Efficient finite dimensional approximations for the bilinear Schrodinger equation with bounded variation controls

TL;DR

This paper demonstrates that solutions to the bilinear Schrödinger equation can be approximated by finite-dimensional systems under certain spectral and regularity conditions, enabling controllability with bounded variation controls.

Contribution

It introduces a method for finite-dimensional approximation of the bilinear Schrödinger equation that preserves controllability properties for controls of bounded variation.

Findings

Finite-dimensional approximations are uniform in time and control.

Controllability of approximations implies approximate controllability of the original system.

The approach applies to controls with bounded variation and Radon measures.

Abstract

This the text of a proceeding accepted for the 21st International Symposium on Mathematical Theory of Networks and Systems (MTNS 2014). We present some results of an ongoing research on the controllability problem of an abstract bilinear Schrodinger equation. We are interested by approximation of this equation by finite dimensional systems. Assuming that the uncontrolled term $A$ has a pure discrete spectrum and the control potential $B$ is in some sense regular with respect to $A$ we show that such an approximation is possible.
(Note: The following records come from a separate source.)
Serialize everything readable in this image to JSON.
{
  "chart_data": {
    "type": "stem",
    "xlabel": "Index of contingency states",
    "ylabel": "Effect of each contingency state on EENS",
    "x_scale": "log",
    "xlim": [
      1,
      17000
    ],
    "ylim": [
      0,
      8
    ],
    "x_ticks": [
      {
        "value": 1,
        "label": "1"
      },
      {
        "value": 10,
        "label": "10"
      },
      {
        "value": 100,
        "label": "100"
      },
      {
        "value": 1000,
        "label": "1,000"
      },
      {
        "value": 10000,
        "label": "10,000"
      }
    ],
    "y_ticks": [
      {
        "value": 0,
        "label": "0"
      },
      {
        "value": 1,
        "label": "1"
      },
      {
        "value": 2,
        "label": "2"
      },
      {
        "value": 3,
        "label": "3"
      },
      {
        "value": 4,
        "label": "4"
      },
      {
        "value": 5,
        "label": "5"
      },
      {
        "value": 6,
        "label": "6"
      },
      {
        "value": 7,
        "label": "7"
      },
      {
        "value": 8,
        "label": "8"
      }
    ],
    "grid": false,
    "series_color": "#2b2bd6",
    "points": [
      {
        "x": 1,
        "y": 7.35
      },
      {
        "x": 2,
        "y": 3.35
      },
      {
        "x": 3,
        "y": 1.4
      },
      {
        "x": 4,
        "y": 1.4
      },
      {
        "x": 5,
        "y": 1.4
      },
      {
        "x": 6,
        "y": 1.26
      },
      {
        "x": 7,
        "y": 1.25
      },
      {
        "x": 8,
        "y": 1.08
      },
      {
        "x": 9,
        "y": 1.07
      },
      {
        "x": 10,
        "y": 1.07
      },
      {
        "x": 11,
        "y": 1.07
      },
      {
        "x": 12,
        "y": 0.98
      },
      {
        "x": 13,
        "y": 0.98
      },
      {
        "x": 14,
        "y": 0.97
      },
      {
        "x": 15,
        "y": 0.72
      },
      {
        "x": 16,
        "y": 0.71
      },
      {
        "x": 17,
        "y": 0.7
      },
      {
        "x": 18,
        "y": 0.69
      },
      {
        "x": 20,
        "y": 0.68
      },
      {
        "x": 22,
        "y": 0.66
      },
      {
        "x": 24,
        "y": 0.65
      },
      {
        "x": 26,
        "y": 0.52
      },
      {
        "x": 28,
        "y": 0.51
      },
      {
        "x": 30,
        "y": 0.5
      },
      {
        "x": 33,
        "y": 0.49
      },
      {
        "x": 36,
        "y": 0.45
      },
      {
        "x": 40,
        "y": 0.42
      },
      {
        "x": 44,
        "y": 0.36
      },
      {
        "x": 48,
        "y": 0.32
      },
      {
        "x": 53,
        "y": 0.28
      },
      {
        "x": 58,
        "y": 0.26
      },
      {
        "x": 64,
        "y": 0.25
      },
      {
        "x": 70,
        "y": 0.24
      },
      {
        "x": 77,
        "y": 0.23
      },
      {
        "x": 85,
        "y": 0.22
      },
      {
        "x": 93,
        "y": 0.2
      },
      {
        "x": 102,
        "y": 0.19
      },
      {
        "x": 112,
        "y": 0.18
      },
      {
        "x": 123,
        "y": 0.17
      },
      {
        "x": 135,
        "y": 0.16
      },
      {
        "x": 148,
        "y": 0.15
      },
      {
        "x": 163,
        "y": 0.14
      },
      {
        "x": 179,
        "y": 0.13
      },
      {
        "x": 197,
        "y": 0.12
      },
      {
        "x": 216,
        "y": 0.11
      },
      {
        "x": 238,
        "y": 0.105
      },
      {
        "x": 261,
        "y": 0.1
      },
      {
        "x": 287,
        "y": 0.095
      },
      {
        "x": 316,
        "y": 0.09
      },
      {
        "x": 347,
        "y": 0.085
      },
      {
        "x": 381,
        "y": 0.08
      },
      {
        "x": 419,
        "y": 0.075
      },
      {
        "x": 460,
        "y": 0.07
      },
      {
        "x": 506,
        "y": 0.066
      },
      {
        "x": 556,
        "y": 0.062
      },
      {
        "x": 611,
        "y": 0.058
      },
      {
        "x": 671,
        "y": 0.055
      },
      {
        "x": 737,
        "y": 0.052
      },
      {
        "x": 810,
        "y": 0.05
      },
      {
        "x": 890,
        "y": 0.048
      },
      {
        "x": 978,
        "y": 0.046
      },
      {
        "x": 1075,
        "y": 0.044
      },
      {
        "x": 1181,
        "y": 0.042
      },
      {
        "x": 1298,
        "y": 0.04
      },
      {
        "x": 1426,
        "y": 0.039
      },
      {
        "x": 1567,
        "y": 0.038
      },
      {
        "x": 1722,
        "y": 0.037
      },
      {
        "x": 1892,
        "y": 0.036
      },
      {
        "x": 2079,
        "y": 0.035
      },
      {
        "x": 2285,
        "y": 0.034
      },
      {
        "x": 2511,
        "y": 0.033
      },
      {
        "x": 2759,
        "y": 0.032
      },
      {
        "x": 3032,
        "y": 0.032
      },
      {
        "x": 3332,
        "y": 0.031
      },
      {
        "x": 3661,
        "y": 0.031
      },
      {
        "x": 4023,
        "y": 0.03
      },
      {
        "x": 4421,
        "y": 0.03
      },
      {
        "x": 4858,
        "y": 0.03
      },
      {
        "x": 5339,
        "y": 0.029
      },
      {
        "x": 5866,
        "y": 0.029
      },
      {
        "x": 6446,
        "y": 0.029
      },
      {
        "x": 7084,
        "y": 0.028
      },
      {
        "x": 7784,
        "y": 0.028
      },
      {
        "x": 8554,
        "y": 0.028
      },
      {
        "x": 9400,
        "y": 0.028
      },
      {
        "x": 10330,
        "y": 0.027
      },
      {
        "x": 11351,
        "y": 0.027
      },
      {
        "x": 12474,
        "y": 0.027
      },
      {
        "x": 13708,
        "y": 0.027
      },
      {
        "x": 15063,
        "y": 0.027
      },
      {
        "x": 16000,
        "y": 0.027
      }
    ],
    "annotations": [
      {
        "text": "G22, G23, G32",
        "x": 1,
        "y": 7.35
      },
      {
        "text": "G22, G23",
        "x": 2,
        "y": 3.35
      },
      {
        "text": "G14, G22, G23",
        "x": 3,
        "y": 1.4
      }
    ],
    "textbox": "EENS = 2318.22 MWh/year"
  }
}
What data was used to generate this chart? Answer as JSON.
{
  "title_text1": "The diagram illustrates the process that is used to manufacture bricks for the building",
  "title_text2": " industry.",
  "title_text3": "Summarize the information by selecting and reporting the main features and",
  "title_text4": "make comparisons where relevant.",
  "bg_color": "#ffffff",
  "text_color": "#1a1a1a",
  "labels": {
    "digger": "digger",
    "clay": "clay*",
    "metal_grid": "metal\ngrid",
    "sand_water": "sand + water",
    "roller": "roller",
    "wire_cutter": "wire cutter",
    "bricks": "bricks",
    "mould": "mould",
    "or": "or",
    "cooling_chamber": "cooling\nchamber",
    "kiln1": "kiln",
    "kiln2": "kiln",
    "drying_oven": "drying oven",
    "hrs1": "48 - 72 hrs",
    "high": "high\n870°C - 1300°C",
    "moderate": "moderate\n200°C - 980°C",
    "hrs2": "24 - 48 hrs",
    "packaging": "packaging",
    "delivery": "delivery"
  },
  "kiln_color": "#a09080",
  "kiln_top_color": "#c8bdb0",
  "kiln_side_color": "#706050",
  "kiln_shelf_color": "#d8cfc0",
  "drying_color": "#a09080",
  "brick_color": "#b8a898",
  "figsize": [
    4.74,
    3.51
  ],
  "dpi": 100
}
More precisely the solutions are approximated by their projections on finite dimensional subspaces spanned by the eigenvectors of $A$. This approximation is uniform in time and in the control, if this control has bounded variation with a priori bounded total variation. Hence if these finite dimensional systems are controllable with a fixed bound on the total variation of the control then the system is approximatively controllable. The main outcome of our analysis is that we can build solutions for low regular controls such as bounded variation ones and even Radon measures.